O que é o privado nos nossos dias?
Uma das involuntárias consequências da revolução informática é ter volatilizado as fronteiras que o separavam do público e ter confundido ambos num happening em que todos somos ao mesmo tempo espectadores e atores, no qual nos mostramos reciprocamente exibindo a nossa vida privada e nos divertimos observando a alheia, num strip tease generalizado em que nada já ficou a salvo da mórbida curiosidade de um público depravado pela idiotice.
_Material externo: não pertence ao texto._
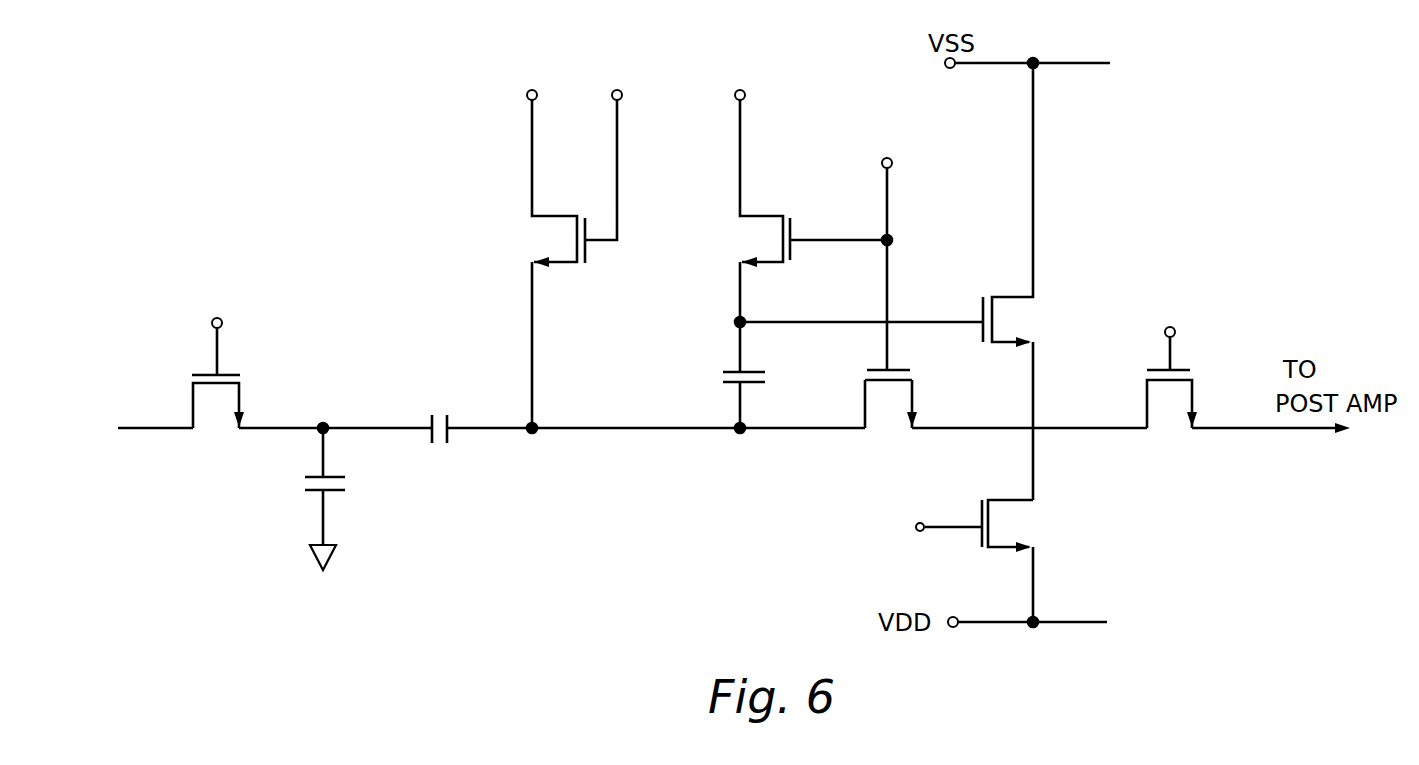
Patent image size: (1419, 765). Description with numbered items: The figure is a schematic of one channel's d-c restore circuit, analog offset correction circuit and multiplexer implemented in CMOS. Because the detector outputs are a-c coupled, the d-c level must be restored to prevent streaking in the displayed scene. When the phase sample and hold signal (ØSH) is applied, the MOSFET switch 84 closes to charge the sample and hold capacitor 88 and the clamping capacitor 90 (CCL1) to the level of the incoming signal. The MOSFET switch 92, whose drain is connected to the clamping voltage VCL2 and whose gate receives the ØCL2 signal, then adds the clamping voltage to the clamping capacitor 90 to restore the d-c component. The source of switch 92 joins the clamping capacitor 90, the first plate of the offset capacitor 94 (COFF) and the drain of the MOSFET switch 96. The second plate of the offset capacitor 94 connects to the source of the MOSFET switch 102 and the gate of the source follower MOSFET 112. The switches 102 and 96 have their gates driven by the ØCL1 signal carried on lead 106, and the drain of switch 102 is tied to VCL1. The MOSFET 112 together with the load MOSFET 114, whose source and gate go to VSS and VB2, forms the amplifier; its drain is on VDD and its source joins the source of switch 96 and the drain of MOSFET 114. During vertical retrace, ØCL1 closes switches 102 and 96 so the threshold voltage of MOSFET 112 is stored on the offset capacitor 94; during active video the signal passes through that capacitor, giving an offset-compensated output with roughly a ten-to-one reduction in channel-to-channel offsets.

Ilustração de Daria Petrilli |
O desaparecimento do privado, o facto de ninguém respeitar a intimidade alheia, ela ter-se convertido numa paródia que excita o interesse geral e haver uma indústria informativa que alimenta sem tréguas e sem limites esse voyeurismo universal, é uma manifestação de barbárie. Pois com o desaparecimento do domínio do privado muitas das melhores criações e funções do humano deterioram-se e aviltam-se, começando por tudo aquilo que está subordinado ao cuidado de certas formas, como o erotismo, o amor, a amizade, o pudor, as maneiras, a criação artística, o sagrado e a moral.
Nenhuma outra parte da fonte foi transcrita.